Industrials, chemicals, technology, and pharmaceuticals sectors made up more than half of China’s total outbound deals, as Chinese companies bought assets that will help upgrade the country’s manufacturing and industrial industry.
"As always, Chinese companies and advisors will still be able to find creative ways to get deals across the line," said Hamilton Matthews, CEO of Acuris. "One strategy we’ve seen recently is for private companies to partner with state-owned enterprises (SOEs) on acquisitions, on the assumption that a deal done together with an SOE will have an easier time getting regulatory approval."
"We expect to see more of these tie-ups in the future, provided that the private companies can prove that their acquisitions make strong strategic sense and are not just an attempt to get money out of China," Matthews added.
On the other hand, interest in China-based companies has been increasing among overseas acquirers.

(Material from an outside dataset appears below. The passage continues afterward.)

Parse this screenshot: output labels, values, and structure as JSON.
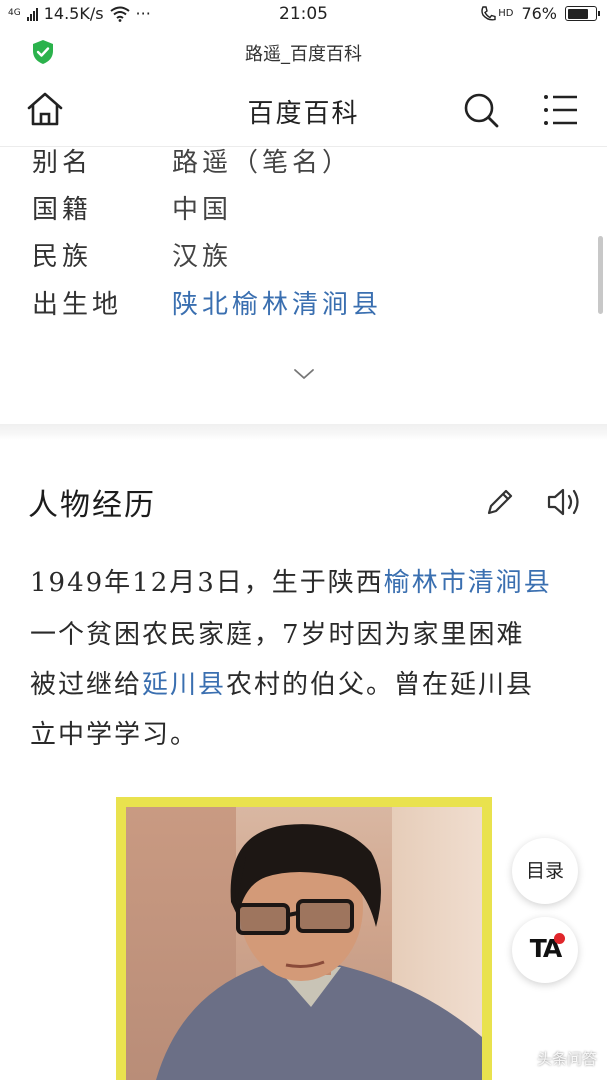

China’s inbound M&A transaction values jumped by a third to US$26.2 billion year-to-date. Foreign companies were most interested in China’s industrials and chemicals sector, followed by technology enterprises.
China’s M&A landscape, especially outbound acquisitions, will likely remain muted for the rest of the year as the government continues to impose disciplined deal-making overseas.
Chinese companies will continue to seek acquisition opportunities, but will reserve their efforts for transactions that are business critical and serving the national interest. Moreover, deal execution will continue to be challenging due to regulatory and financing hurdles.
Domestic M&A will pick up going forward, especially as the government continues to promote reform of its SOEs, said the report.